Je continue mon chemin. À Duino, un château qui avait l’air bien beau et qui sera à visiter une autre fois. La route s’élève un petit peu plus au-dessus du niveau de la mer, et il y a une belle vue ensoleillée sur tout le golfe.
Puis en arrivant près de Trieste, j’aperçois le château de Miramare, duquel j’essaie de m’approcher, mais c’est interdit aux vélos. Les voitures, elles, peuvent passer en payant le parking. On retiendra la leçon; venez en voiture, surtout pas en vélo. Cynisme mis de côté, j’accepte que ce n’ est que partie remise. Je continue donc la route et aperçois bientôt le phare de Trieste, en surplomb. Celui-là même que j’avais vu scintiller hier soir sous le nuage menaçant, depuis l’autre côté du Golfe.
Longue colonne surmontée d’une statue en cuivre représentant la Victoire ailée, le Faro della Vittoria annonce mon arrivée dans Trieste, dernière ville d’Italie du nord-est, et aussi ville de l’extrême sud d’Europe centrale, qui marque le début de mon voyage dans les Balkans.
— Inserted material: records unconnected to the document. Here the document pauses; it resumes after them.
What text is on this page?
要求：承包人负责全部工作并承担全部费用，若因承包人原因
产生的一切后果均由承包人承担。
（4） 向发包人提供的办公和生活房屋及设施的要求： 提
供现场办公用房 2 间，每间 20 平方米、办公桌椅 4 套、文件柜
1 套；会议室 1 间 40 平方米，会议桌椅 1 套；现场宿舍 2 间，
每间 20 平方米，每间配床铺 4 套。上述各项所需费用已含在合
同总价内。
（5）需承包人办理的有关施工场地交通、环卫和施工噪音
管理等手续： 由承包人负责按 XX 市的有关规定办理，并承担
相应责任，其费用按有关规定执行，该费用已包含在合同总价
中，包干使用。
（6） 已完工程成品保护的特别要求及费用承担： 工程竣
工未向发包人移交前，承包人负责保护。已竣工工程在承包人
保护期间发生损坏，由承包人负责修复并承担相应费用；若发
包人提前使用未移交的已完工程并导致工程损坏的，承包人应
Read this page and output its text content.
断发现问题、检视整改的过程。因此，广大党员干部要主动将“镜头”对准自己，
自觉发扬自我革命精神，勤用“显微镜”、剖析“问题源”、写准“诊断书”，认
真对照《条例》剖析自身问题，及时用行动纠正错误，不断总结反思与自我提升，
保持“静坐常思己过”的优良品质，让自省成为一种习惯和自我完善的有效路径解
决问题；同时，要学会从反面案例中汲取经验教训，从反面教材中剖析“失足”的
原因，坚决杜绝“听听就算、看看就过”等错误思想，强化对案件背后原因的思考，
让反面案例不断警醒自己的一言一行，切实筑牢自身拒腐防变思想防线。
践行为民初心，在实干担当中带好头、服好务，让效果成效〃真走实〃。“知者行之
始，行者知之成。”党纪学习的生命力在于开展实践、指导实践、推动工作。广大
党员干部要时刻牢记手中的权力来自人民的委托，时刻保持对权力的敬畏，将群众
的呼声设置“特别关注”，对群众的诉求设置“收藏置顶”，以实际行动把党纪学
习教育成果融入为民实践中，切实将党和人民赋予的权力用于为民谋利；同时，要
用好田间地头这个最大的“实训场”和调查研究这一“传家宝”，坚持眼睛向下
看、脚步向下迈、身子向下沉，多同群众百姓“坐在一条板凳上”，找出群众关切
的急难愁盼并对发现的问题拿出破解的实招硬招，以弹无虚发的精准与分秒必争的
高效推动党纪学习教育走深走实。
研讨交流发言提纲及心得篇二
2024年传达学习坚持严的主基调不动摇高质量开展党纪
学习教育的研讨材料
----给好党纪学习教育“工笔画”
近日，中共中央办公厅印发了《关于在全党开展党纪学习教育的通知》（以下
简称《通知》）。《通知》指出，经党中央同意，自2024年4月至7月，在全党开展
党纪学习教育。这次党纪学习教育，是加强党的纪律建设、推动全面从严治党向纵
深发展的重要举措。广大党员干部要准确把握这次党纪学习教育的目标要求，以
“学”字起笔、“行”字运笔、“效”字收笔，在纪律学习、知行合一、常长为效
À première vue déjà, Trieste ne ressemble pas aux autres villes italiennes que j’ai pu visiter, et c’est parce que c’est une ville à l’histoire complexe de par sa stratégique position géographique. D’abord ville romaine, puis du Premier Empire, elle fût ensuite le seul point de contact de l’empire avec la Mer Méditerranée de l’empire austro-hongrois. Rattachée ensuite à l’Italie, elle est donc un beau mélange des mondes latin, germanique et slave.
Je trouve une jolie auberge de jeunesse sur le côté sud de la ville, à la Piazza Venezia, ControVento, et réserve deux nuits. Ils sont dans un ancien bâtiment du début du XIXe siècle qu’ils ont retapé en auberge de jeunesse en conservant l’architecture originale. Le décor est coloré, propre, et des plantes agrémentent le tout. Je prends une douche et pose mes affaires dans le dortoir à trois, dont je me trouve être le seul occupant, puis sors manger chez Melograno, un très joli restaurant au décor chaud qui propose plusieurs options végétariennes. Vraiment bon. Je croque quelques objets au stylo, m’entrainant toujours au dessin, désastreusement, mais je m’y essaie. One step at a time. Un peu comme mon chemin pour l’Inde, un peu comme tout projet dans la vie. Je sais que malgré qu’il arrive qu’on surestime ce qu’il est possible de faire en un jour, on sous-estime souvent de quoi on est capable sur le long terme. Et de toute façon, j’adore ça.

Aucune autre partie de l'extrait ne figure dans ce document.